If a parameter or buffer is registered as None and its corresponding key exists in state_dict, load_state_dict() will raise a RuntimeError.

So, don’t mess with track_running_stats to freeze a BatchNorm layer, I guess.

But my last question persists: How do I sustainably freeze a BatchNorm layer so that it does not get accidentally unfrozen when the training loop switches between train and eval mode for training and validation?

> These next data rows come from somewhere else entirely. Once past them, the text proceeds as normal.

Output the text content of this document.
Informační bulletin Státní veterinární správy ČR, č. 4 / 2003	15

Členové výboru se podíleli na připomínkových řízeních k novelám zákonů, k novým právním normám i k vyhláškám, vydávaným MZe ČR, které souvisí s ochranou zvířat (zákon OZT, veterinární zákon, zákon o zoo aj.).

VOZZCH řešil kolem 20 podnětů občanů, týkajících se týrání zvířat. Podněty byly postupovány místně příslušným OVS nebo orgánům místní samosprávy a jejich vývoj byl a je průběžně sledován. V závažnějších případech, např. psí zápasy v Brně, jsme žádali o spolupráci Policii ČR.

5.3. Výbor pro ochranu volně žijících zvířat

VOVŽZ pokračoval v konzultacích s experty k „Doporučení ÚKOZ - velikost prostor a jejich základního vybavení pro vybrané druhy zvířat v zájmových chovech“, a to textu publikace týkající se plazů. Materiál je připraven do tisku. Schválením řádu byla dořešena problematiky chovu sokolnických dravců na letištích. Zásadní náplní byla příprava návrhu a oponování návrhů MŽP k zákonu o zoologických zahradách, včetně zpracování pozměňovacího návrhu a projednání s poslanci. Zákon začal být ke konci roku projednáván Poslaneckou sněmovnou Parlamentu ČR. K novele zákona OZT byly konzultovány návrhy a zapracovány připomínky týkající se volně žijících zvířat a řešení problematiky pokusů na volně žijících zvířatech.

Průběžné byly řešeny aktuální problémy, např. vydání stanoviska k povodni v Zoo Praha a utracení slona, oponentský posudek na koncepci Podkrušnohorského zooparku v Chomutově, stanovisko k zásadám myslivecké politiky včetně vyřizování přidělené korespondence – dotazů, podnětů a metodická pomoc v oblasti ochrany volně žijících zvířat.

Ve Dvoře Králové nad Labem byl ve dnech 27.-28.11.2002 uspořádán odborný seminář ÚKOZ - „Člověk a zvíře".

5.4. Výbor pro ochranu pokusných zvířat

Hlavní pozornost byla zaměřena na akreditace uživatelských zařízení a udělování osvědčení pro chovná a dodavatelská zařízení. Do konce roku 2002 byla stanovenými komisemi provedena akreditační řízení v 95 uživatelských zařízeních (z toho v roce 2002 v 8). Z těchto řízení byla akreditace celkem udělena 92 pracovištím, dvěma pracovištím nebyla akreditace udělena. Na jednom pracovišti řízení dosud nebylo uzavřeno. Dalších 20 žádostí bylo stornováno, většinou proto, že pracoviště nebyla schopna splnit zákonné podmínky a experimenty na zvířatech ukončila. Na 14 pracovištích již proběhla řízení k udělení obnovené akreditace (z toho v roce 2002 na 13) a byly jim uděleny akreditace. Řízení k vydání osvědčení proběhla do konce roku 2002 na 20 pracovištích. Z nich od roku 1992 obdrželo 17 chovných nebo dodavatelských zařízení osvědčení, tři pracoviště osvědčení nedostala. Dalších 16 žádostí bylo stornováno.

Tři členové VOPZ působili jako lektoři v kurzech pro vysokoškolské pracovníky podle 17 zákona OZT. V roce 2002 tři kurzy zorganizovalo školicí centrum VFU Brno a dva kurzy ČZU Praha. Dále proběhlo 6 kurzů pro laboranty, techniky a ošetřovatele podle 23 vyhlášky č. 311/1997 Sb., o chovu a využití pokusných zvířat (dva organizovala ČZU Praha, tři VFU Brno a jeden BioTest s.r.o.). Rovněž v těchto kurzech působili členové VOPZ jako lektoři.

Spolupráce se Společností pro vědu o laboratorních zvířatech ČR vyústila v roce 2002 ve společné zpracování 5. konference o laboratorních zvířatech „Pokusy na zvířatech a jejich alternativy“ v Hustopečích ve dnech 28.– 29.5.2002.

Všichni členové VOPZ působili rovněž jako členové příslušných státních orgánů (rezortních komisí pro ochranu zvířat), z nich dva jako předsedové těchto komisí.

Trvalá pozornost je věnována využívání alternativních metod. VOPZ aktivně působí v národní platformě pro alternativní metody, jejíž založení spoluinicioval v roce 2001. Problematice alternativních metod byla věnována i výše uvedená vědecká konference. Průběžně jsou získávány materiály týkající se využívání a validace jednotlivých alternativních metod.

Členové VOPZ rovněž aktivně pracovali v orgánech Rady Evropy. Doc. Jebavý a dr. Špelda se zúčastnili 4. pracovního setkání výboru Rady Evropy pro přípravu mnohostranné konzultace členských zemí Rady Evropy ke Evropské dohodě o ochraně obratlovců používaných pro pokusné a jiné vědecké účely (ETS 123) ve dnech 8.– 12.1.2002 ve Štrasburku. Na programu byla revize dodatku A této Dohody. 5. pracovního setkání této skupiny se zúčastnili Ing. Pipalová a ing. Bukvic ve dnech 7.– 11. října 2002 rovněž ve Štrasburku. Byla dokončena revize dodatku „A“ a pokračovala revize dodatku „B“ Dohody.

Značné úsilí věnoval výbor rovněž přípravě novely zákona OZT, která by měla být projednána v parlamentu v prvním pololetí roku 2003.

My current idea would be to monkeypatch the train method:

from copy import deepcopy


encoder = nn.BatchNorm1d(4)

assert (encoder.running_mean == 0).all()
assert (encoder.running_var == 1).all()


# Train encoder
x = torch.randn((8, 4))
encoder(x)

# Training changes the running stats
assert torch.norm(encoder.running_mean) != 0
assert torch.norm(encoder.running_var) != 0

encoder_state_dict_orig = deepcopy(encoder.state_dict())

# Freeze encoder
encoder.eval()
# Prevent encoder from ever be trainable again
encoder.train = lambda mode=True: encoder

classifier = nn.Linear(4, 1)

model = nn.Sequential(encoder, classifier)

# Training loop:
model.train()
assert not encoder.training

# train...
x = torch.randn((8, 4))
output = model(x)
# (+ the usual stuff...)

model.eval()
# validate...
assert not encoder.training

x = torch.randn((8, 4))
output = model(x)

# After freezing, the running stats did not change anymore, even if the model was trained
encoder_state_dict = encoder.state_dict()
assert all(
    (encoder_state_dict[k] == v).all() for k, v in encoder_state_dict_orig.items()
)

The original train method could be saved so that it can be restored later, if needed.